A compliance with licensed parliamentary stipulations would have required the arrest of the murderers in all these cases, and the testimony and criminals to be sent to Canada for conviction and execution.
These cases illustrate, whether just or otherwise, the absolute manner of dealing with Indians by the company. The following chapter gives us the particulars of an aggravated case of brutal murder of the person in charge of one of their extreme northwestern forts by the men under his charge.
CHAPTER VI
Murder of John McLaughlin, Jr.—Investigation by Sir George Simpson and Sir James Douglas.

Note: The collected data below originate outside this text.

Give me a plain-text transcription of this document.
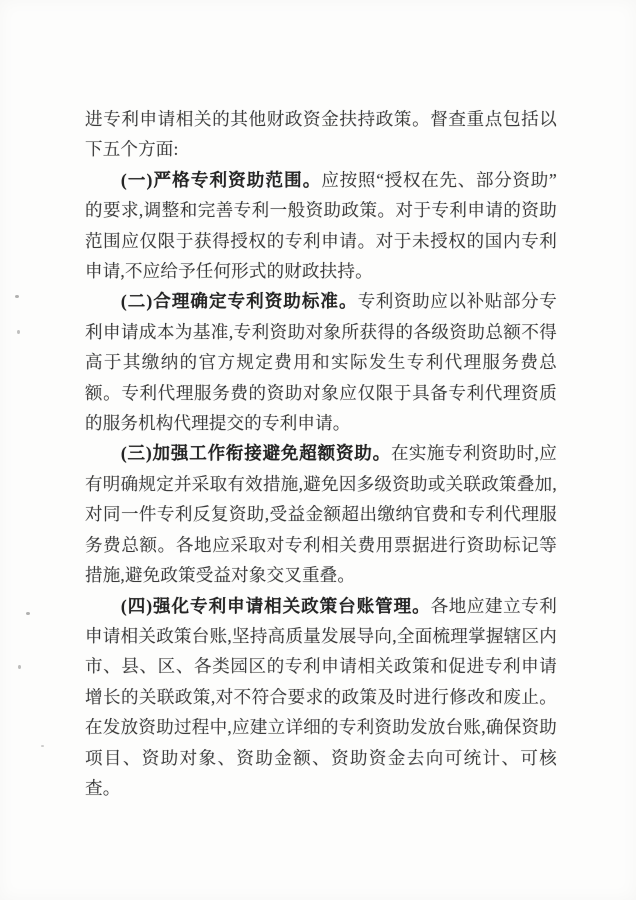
进专利申请相关的其他财政资金扶持政策。督查重点包括以下五个方面:

(一)严格专利资助范围。应按照“授权在先、部分资助”的要求,调整和完善专利一般资助政策。对于专利申请的资助范围应仅限于获得授权的专利申请。对于未授权的国内专利申请,不应给予任何形式的财政扶持。

(二)合理确定专利资助标准。专利资助应以补贴部分专利申请成本为基准,专利资助对象所获得的各级资助总额不得高于其缴纳的官方规定费用和实际发生专利代理服务费总额。专利代理服务费的资助对象应仅限于具备专利代理资质的服务机构代理提交的专利申请。

(三)加强工作衔接避免超额资助。在实施专利资助时,应有明确规定并采取有效措施,避免因多级资助或关联政策叠加,对同一件专利反复资助,受益金额超出缴纳官费和专利代理服务费总额。各地应采取对专利相关费用票据进行资助标记等措施,避免政策受益对象交叉重叠。

(四)强化专利申请相关政策台账管理。各地应建立专利申请相关政策台账,坚持高质量发展导向,全面梳理掌握辖区内市、县、区、各类园区的专利申请相关政策和促进专利申请增长的关联政策,对不符合要求的政策及时进行修改和废止。在发放资助过程中,应建立详细的专利资助发放台账,确保资助项目、资助对象、资助金额、资助资金去向可统计、可核查。
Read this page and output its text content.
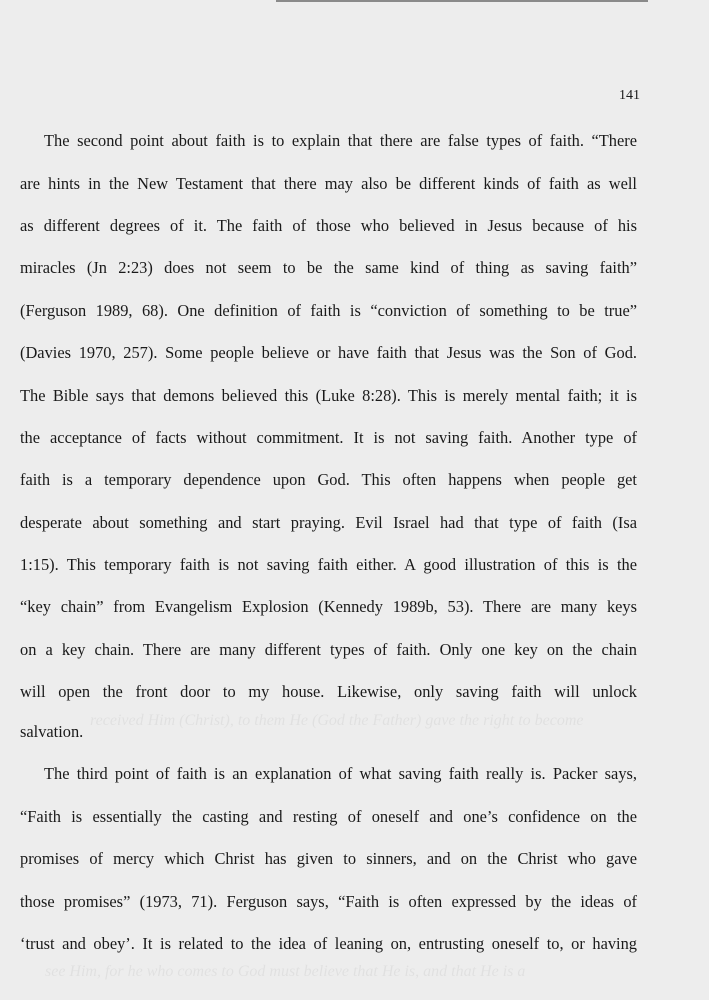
received Him (Christ), to them He (God the Father) gave the right to become
see Him, for he who comes to God must believe that He is, and that He is a
141
The second point about faith is to explain that there are false types of faith. “There
are hints in the New Testament that there may also be different kinds of faith as well
as different degrees of it. The faith of those who believed in Jesus because of his
miracles (Jn 2:23) does not seem to be the same kind of thing as saving faith”
(Ferguson 1989, 68). One definition of faith is “conviction of something to be true”
(Davies 1970, 257). Some people believe or have faith that Jesus was the Son of God.
The Bible says that demons believed this (Luke 8:28). This is merely mental faith; it is
the acceptance of facts without commitment. It is not saving faith. Another type of
faith is a temporary dependence upon God. This often happens when people get
desperate about something and start praying. Evil Israel had that type of faith (Isa
1:15). This temporary faith is not saving faith either. A good illustration of this is the
“key chain” from Evangelism Explosion (Kennedy 1989b, 53). There are many keys
on a key chain. There are many different types of faith. Only one key on the chain
will open the front door to my house. Likewise, only saving faith will unlock
salvation.
The third point of faith is an explanation of what saving faith really is. Packer says,
“Faith is essentially the casting and resting of oneself and one’s confidence on the
promises of mercy which Christ has given to sinners, and on the Christ who gave
those promises” (1973, 71). Ferguson says, “Faith is often expressed by the ideas of
‘trust and obey’. It is related to the idea of leaning on, entrusting oneself to, or having
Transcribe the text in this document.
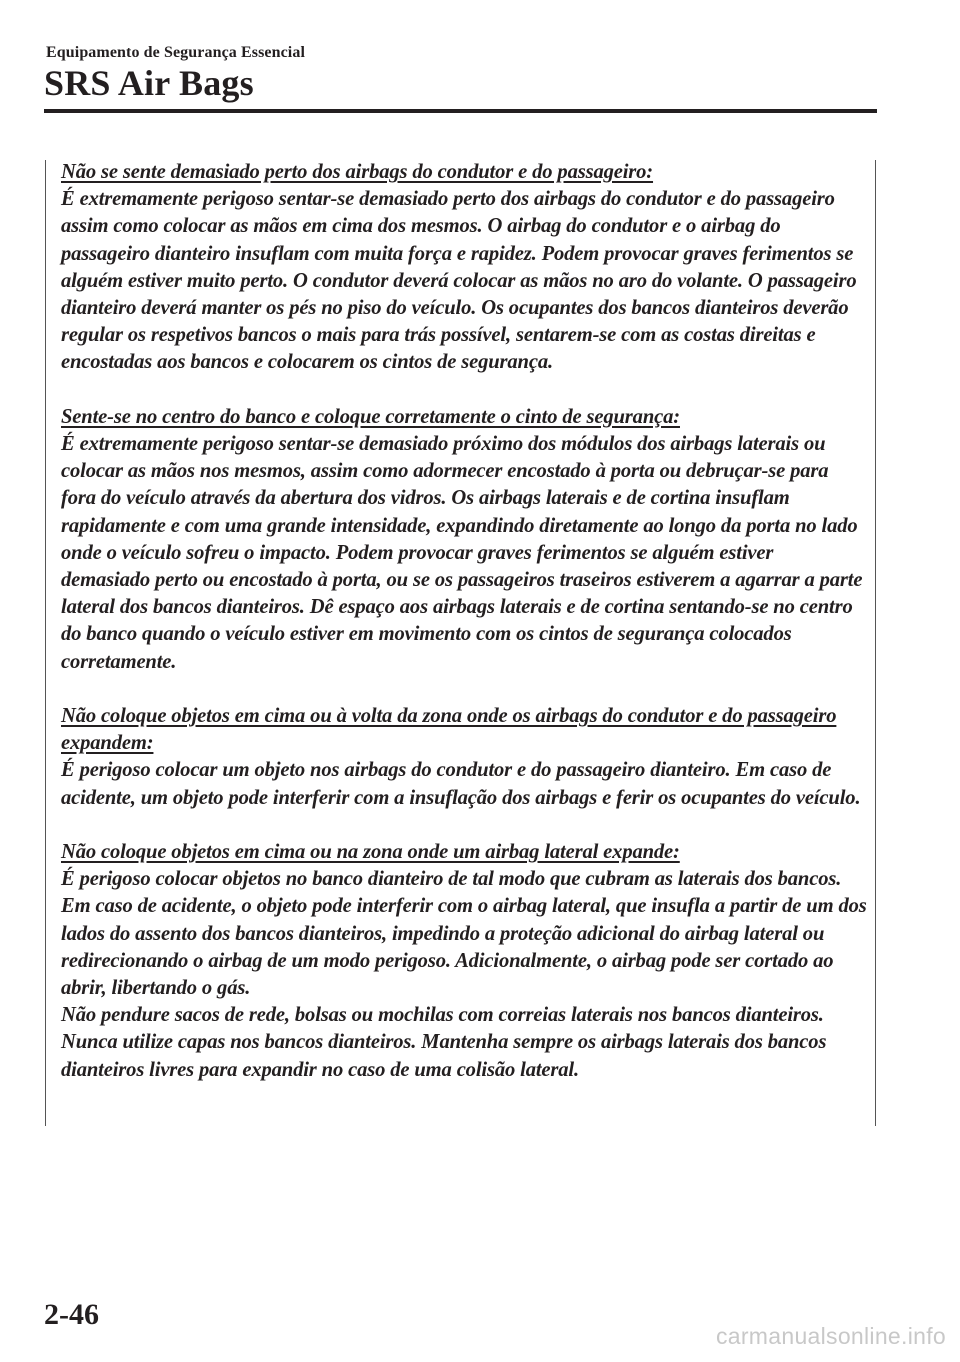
Equipamento de Segurança Essencial
SRS Air Bags
Não se sente demasiado perto dos airbags do condutor e do passageiro:

É extremamente perigoso sentar-se demasiado perto dos airbags do condutor e do passageiro assim como colocar as mãos em cima dos mesmos. O airbag do condutor e o airbag do passageiro dianteiro insuflam com muita força e rapidez. Podem provocar graves ferimentos se alguém estiver muito perto. O condutor deverá colocar as mãos no aro do volante. O passageiro dianteiro deverá manter os pés no piso do veículo. Os ocupantes dos bancos dianteiros deverão regular os respetivos bancos o mais para trás possível, sentarem-se com as costas direitas e encostadas aos bancos e colocarem os cintos de segurança.

Sente-se no centro do banco e coloque corretamente o cinto de segurança:

É extremamente perigoso sentar-se demasiado próximo dos módulos dos airbags laterais ou colocar as mãos nos mesmos, assim como adormecer encostado à porta ou debruçar-se para fora do veículo através da abertura dos vidros. Os airbags laterais e de cortina insuflam rapidamente e com uma grande intensidade, expandindo diretamente ao longo da porta no lado onde o veículo sofreu o impacto. Podem provocar graves ferimentos se alguém estiver demasiado perto ou encostado à porta, ou se os passageiros traseiros estiverem a agarrar a parte lateral dos bancos dianteiros. Dê espaço aos airbags laterais e de cortina sentando-se no centro do banco quando o veículo estiver em movimento com os cintos de segurança colocados corretamente.

Não coloque objetos em cima ou à volta da zona onde os airbags do condutor e do passageiro expandem:

É perigoso colocar um objeto nos airbags do condutor e do passageiro dianteiro. Em caso de acidente, um objeto pode interferir com a insuflação dos airbags e ferir os ocupantes do veículo.

Não coloque objetos em cima ou na zona onde um airbag lateral expande:

É perigoso colocar objetos no banco dianteiro de tal modo que cubram as laterais dos bancos. Em caso de acidente, o objeto pode interferir com o airbag lateral, que insufla a partir de um dos lados do assento dos bancos dianteiros, impedindo a proteção adicional do airbag lateral ou redirecionando o airbag de um modo perigoso. Adicionalmente, o airbag pode ser cortado ao abrir, libertando o gás.

Não pendure sacos de rede, bolsas ou mochilas com correias laterais nos bancos dianteiros. Nunca utilize capas nos bancos dianteiros. Mantenha sempre os airbags laterais dos bancos dianteiros livres para expandir no caso de uma colisão lateral.

2-46
carmanualsonline.info
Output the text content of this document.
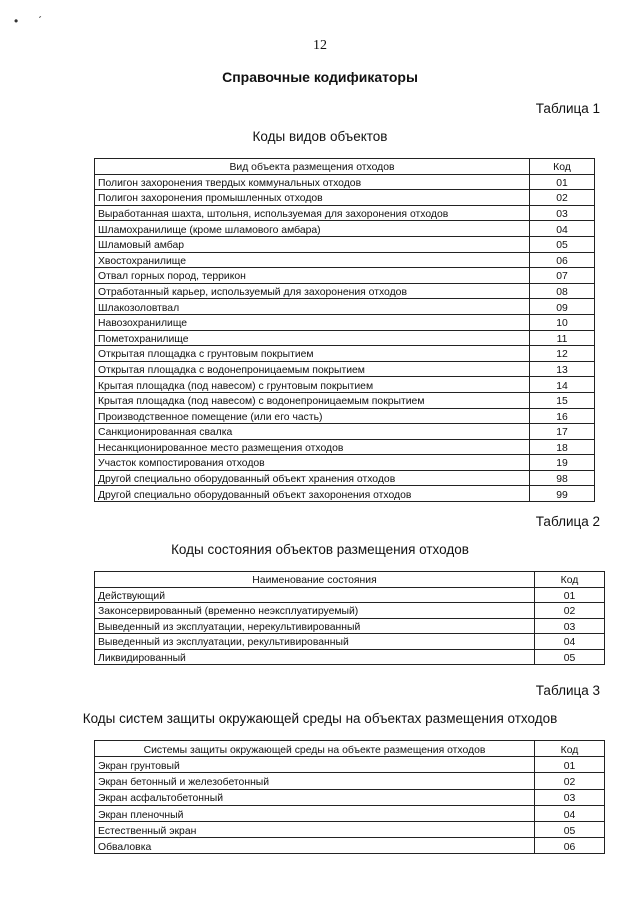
• ˊ
12
Справочные кодификаторы
Таблица 1
Коды видов объектов
Вид объекта размещения отходов	Код
Полигон захоронения твердых коммунальных отходов	01
Полигон захоронения промышленных отходов	02
Выработанная шахта, штольня, используемая для захоронения отходов	03
Шламохранилище (кроме шламового амбара)	04
Шламовый амбар	05
Хвостохранилище	06
Отвал горных пород, террикон	07
Отработанный карьер, используемый для захоронения отходов	08
Шлакозоловтвал	09
Навозохранилище	10
Пометохранилище	11
Открытая площадка с грунтовым покрытием	12
Открытая площадка с водонепроницаемым покрытием	13
Крытая площадка (под навесом) с грунтовым покрытием	14
Крытая площадка (под навесом) с водонепроницаемым покрытием	15
Производственное помещение (или его часть)	16
Санкционированная свалка	17
Несанкционированное место размещения отходов	18
Участок компостирования отходов	19
Другой специально оборудованный объект хранения отходов	98
Другой специально оборудованный объект захоронения отходов	99
Таблица 2
Коды состояния объектов размещения отходов
Наименование состояния	Код
Действующий	01
Законсервированный (временно неэксплуатируемый)	02
Выведенный из эксплуатации, нерекультивированный	03
Выведенный из эксплуатации, рекультивированный	04
Ликвидированный	05
Таблица 3
Коды систем защиты окружающей среды на объектах размещения отходов
Системы защиты окружающей среды на объекте размещения отходов	Код
Экран грунтовый	01
Экран бетонный и железобетонный	02
Экран асфальтобетонный	03
Экран пленочный	04
Естественный экран	05
Обваловка	06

Very different was the course pursued by Sir George Simpson and Mr. (now Sir James) Douglas in the case of conspiracy and murder of John McLaughlin, Jr., at Fort Wrangle, near the southern boundary of Russian America.
In this case, Sir George Simpson went into a partial examination of the parties implicated, and reported that Dr. John McLaughlin, Jr., was killed by the men in self-defense. This report, from the known hostility of Sir George to the father and son, was not satisfactory, and Esquire Douglas was dispatched to Fort Wrangle, and procured the following testimony, which, in justice to the murdered man and the now deceased father, we will quote as copied from the original documents by Rev. G. Hines.
Pierre Kanaquassee, one of the men employed in the establishment at the time of the murder, and in whose testimony the gentlemen of the company place the utmost reliance, gives the following narrative, in answer to questions proposed by James Douglas, Esq., the magistrate that examined him:—
Q. Where were you on the night of the murder of the late Mr. John McLaughlin?